In the Frame for November 2011: Peter Nolan Lawrence’s ‘Beach Party with Grandfather’
A recent genealogical enquiry from an indirect relative of Wilmot Ferdinand Maine (1880-1947) has inspired the Archivist to choose Peter Nolan Lawrence’s Beach Party with Grandfather as this month’s featured picture. Lawrence was one of Maine’s grandchildren, and in 1993 donated both the picture and a photograph of his grandfather (dressed vaudeville-style as ‘The Rajah of Chutney-pore’ for a music hall production of the early twentieth century entitled The Nautch Girl) to Bethlem’s Archives & Museum.
According to Lawrence’s own notes, Beach Party with Grandfather depicts Wilmot Maine dressed in green, his features drawn from the photograph, as he ‘totters under the spell of the whisky he drank to anaesthetise his fore-brain and forget his mad folly’ in the company of contemporary stalwarts of the Chiswick Empire theatre and – for good measure and in an imaginative leap – of the British and Chinese Empires. At first sight, writes the artist, it is ‘a frolicsome picture but one with a sinister meaning…All seem to be having a good time, but is not the beach overcrowded? Will overpopulation drive us into the sea?’

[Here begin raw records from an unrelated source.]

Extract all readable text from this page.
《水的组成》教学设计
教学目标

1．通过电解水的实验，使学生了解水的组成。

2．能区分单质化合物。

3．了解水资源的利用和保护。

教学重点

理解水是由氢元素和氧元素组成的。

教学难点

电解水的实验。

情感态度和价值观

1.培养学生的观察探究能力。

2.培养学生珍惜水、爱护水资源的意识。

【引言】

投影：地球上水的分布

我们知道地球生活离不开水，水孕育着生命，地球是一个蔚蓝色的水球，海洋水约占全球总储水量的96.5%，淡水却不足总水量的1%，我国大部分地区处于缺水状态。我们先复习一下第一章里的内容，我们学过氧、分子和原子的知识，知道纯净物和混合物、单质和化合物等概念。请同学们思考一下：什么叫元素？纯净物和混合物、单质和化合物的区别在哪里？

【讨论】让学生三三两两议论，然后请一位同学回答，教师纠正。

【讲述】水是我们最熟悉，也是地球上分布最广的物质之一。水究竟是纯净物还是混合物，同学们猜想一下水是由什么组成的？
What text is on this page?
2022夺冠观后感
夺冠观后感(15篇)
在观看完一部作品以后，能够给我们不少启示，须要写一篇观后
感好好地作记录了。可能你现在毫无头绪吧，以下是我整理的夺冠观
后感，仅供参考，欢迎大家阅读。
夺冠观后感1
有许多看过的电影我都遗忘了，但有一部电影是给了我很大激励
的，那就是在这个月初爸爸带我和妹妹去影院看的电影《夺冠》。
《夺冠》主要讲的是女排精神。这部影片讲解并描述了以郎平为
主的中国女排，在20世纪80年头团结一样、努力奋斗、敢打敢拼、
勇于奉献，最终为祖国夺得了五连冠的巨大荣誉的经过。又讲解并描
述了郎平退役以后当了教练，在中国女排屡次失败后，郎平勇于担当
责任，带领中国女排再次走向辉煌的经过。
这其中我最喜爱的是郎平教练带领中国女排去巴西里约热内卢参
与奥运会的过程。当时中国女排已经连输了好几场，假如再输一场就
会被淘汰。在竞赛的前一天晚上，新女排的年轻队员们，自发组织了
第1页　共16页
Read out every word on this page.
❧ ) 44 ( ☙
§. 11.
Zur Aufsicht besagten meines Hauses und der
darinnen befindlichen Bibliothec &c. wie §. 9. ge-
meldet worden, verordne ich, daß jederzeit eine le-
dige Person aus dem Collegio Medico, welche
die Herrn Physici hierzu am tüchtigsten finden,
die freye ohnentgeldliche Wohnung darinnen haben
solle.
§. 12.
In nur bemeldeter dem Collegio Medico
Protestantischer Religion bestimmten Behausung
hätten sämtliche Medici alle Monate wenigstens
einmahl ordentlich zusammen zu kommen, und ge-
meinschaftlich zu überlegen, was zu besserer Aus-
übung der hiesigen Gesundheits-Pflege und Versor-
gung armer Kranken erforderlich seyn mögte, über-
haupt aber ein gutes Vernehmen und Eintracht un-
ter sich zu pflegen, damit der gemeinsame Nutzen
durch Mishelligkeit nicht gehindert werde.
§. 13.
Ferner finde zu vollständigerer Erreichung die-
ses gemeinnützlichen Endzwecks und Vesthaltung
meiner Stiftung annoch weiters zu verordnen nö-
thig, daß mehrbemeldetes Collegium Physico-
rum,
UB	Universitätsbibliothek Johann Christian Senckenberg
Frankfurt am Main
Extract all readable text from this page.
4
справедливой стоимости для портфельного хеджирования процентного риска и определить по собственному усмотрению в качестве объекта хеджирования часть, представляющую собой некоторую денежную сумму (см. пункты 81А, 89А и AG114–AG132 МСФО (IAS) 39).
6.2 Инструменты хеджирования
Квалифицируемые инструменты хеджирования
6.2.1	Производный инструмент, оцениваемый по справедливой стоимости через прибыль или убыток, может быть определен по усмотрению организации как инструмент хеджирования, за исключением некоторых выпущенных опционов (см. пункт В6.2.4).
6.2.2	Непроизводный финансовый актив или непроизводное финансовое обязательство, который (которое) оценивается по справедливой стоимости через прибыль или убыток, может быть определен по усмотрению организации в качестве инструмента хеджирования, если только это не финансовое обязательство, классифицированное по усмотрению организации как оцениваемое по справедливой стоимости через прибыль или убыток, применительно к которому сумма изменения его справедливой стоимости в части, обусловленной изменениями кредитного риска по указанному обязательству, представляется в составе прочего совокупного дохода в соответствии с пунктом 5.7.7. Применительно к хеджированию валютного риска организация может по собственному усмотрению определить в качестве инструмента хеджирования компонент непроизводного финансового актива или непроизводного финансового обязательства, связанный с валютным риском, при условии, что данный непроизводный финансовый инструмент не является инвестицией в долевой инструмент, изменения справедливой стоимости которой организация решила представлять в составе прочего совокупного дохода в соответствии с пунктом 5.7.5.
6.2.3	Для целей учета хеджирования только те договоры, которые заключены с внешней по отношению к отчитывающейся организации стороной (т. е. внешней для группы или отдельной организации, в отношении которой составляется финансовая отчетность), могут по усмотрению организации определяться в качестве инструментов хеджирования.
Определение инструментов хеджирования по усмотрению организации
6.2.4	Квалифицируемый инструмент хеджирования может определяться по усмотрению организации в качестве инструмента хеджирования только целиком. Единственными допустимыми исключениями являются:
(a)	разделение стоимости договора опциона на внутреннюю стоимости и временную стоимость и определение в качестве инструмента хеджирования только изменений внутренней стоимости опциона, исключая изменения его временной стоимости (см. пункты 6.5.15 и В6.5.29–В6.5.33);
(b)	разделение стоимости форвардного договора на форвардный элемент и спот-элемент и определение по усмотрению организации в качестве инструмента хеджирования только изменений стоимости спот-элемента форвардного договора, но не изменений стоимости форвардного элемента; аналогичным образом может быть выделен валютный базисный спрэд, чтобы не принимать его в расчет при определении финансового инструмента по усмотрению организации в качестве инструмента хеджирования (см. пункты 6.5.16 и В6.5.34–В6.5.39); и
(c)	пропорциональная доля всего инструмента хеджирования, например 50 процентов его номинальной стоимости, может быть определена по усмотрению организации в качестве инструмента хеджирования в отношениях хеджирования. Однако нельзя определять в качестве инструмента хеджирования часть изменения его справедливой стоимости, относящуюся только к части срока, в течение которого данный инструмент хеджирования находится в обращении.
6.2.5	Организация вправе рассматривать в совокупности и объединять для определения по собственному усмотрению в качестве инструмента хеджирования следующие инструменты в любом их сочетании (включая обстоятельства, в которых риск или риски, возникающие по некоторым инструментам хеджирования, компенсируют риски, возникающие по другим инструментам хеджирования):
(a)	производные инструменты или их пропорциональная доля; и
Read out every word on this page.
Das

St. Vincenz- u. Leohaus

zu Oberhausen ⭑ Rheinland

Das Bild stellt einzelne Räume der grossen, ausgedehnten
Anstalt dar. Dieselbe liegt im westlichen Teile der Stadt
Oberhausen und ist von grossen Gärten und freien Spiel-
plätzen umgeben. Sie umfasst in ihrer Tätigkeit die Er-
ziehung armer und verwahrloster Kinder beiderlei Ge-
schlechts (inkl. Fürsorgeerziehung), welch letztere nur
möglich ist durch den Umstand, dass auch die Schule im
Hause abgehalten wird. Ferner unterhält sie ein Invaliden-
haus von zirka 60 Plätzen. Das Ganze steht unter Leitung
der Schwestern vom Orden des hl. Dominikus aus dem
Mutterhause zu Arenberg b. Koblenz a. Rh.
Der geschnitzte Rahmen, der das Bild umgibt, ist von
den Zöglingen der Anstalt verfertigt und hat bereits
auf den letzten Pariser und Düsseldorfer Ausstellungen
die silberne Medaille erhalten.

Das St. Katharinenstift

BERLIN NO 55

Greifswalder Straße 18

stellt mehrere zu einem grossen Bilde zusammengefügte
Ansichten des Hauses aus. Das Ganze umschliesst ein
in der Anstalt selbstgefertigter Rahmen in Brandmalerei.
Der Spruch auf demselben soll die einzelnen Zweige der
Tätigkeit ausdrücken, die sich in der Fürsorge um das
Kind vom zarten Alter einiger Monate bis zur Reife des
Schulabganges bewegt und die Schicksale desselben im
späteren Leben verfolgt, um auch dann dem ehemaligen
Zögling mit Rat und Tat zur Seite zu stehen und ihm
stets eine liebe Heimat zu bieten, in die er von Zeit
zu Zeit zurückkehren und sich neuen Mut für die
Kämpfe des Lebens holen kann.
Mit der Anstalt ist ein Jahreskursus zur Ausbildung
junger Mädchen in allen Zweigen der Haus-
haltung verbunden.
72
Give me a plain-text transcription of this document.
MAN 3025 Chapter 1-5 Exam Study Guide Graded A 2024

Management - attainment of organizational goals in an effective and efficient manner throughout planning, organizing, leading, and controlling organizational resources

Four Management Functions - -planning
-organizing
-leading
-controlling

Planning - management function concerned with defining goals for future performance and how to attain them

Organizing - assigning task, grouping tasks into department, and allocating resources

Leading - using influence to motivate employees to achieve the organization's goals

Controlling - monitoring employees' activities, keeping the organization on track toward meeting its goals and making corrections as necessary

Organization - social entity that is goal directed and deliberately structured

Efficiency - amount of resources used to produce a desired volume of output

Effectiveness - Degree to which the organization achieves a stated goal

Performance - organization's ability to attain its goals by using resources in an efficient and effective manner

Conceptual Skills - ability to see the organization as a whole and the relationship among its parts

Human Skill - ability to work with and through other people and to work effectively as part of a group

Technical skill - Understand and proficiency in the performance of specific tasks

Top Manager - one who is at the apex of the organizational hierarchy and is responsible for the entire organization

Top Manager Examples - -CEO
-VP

Still, this picture is possessed of too much pop-art naïveté and sheer joie de vivre to be understood (in the phrase used elsewhere by the artist) as ‘a painting of Armageddon’. Its creator once laconically described himself as ‘an extreme, long-cycling bipolar manic on lithium and haloperidol’ who was ‘proud of his hypomanic condition, his three dynamic sons and of his wonderful, long-suffering wife’.1 Though never a patient at Bethlem Hospital, he was in the 1990s a volunteer at its Community Centre Library, and nowhere is his irrepressible good humour more apparent than in the artwork now held here at the Archives & Museum.